In an alert released by the postal service’s Office of the Inspector General on Sept. 3, 2015, the agency was criticized for its practices.
“We are issuing this alert because some inbound international mail is not being presented for inspection, as required by U.S. Customs and Border Protection. This could present public safety and security concerns, which could reflect poorly on the Postal Service’s brand or image,” said the alert.
WTOP reached out to U.S. Customs and Border Protection, which did not respond to questions in time to be included in this story.
Kayyem says the problem, as the U.S. prepares to observe the 15th anniversary of the Sept. 11 terror attacks, is the lack of pressure close the gap.
“I think they [the Department of Homeland Security] haven’t been required to do enough. This is a major gap, and — look; it’s not that technology is the challenge anymore, because we have an entire mailing system right on the private side that is using electronic data,” said Kayyem.
U.S. Rep.
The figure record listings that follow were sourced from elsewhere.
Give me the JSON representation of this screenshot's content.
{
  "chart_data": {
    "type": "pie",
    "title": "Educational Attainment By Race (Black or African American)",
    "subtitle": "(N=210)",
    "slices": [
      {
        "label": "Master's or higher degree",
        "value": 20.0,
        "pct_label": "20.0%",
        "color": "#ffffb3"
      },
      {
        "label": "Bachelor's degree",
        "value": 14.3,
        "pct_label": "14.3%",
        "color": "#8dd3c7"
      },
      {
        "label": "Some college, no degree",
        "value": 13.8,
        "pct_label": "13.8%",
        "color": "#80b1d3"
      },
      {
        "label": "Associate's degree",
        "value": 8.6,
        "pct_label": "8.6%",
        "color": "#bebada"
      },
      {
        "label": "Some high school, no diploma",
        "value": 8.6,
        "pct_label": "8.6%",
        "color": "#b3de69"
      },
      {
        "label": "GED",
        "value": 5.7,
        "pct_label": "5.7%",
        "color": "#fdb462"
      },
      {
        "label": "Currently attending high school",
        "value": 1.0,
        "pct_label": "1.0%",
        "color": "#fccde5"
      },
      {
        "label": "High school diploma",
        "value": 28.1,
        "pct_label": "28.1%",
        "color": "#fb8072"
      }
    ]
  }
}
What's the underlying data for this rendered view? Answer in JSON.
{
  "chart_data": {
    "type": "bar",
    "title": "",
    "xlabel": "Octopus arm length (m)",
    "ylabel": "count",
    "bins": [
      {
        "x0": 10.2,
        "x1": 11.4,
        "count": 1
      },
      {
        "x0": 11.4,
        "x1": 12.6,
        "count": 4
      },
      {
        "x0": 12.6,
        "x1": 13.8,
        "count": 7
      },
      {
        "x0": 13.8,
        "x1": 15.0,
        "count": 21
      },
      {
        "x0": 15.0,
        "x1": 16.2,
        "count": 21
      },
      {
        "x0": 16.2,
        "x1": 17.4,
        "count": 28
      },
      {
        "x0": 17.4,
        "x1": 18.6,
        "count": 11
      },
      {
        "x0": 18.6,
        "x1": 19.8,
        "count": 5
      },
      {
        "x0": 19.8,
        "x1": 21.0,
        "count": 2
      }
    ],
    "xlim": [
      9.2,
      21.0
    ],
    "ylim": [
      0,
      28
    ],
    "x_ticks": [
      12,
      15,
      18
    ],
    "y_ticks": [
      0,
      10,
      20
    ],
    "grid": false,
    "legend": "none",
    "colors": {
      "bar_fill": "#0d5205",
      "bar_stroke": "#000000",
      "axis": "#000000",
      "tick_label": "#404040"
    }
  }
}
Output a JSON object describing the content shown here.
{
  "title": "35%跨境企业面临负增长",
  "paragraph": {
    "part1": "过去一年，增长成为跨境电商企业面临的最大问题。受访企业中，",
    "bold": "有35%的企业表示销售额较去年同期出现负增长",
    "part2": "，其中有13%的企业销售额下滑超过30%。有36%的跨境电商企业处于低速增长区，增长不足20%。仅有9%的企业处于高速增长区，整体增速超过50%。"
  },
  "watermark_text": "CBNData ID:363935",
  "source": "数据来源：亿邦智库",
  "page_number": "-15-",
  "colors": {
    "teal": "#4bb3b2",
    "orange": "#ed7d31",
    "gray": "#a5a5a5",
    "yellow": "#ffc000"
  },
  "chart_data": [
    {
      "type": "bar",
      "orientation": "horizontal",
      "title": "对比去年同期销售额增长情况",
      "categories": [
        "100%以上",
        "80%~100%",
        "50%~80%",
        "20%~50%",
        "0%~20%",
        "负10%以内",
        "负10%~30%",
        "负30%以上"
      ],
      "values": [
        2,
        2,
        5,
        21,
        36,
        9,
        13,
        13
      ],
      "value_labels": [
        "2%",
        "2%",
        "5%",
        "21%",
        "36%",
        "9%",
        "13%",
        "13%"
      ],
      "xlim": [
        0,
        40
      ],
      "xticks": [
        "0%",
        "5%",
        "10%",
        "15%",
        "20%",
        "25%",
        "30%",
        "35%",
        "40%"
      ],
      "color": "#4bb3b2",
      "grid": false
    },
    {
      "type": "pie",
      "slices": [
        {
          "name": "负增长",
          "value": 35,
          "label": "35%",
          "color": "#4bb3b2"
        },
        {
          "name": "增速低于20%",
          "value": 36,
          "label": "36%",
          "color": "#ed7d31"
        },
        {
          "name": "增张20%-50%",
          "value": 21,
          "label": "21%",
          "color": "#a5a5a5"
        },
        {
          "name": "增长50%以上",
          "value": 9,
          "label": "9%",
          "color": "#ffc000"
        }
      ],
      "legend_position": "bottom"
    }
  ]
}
Michael McCaul, R-Texas, chairman of the House Committee on Homeland Security, shared a similar concern in The Washington Post on Aug. 4. He suggested the lack of attention to the loophole has exacerbated “the dangerous epidemic of dangerous drugs sweeping the United States.”
He added, “No congressional district has been spared from this problem, and people are dying at an alarming rate from the use of fentanyl, bath salts, flakka, K2, Spice and other synthetic drugs.”
Experts say many of those drugs are bought directly and shipped from abroad and sent directly through the U.S. postal system because illicit drug dealers are aware of the loophole.
McCaul recommended “advanced electronic screening data must accompany all packages.”
ASAP said in material sent to WTOP that its goal is to pressure “President Obama and Congress to insist that the U.S. Department of Homeland Security and the U.S. Department of the Treasury to enforce the 2002 law by requiring foreign posts to submit customs and advance electronic data for shipments imported to the United States.”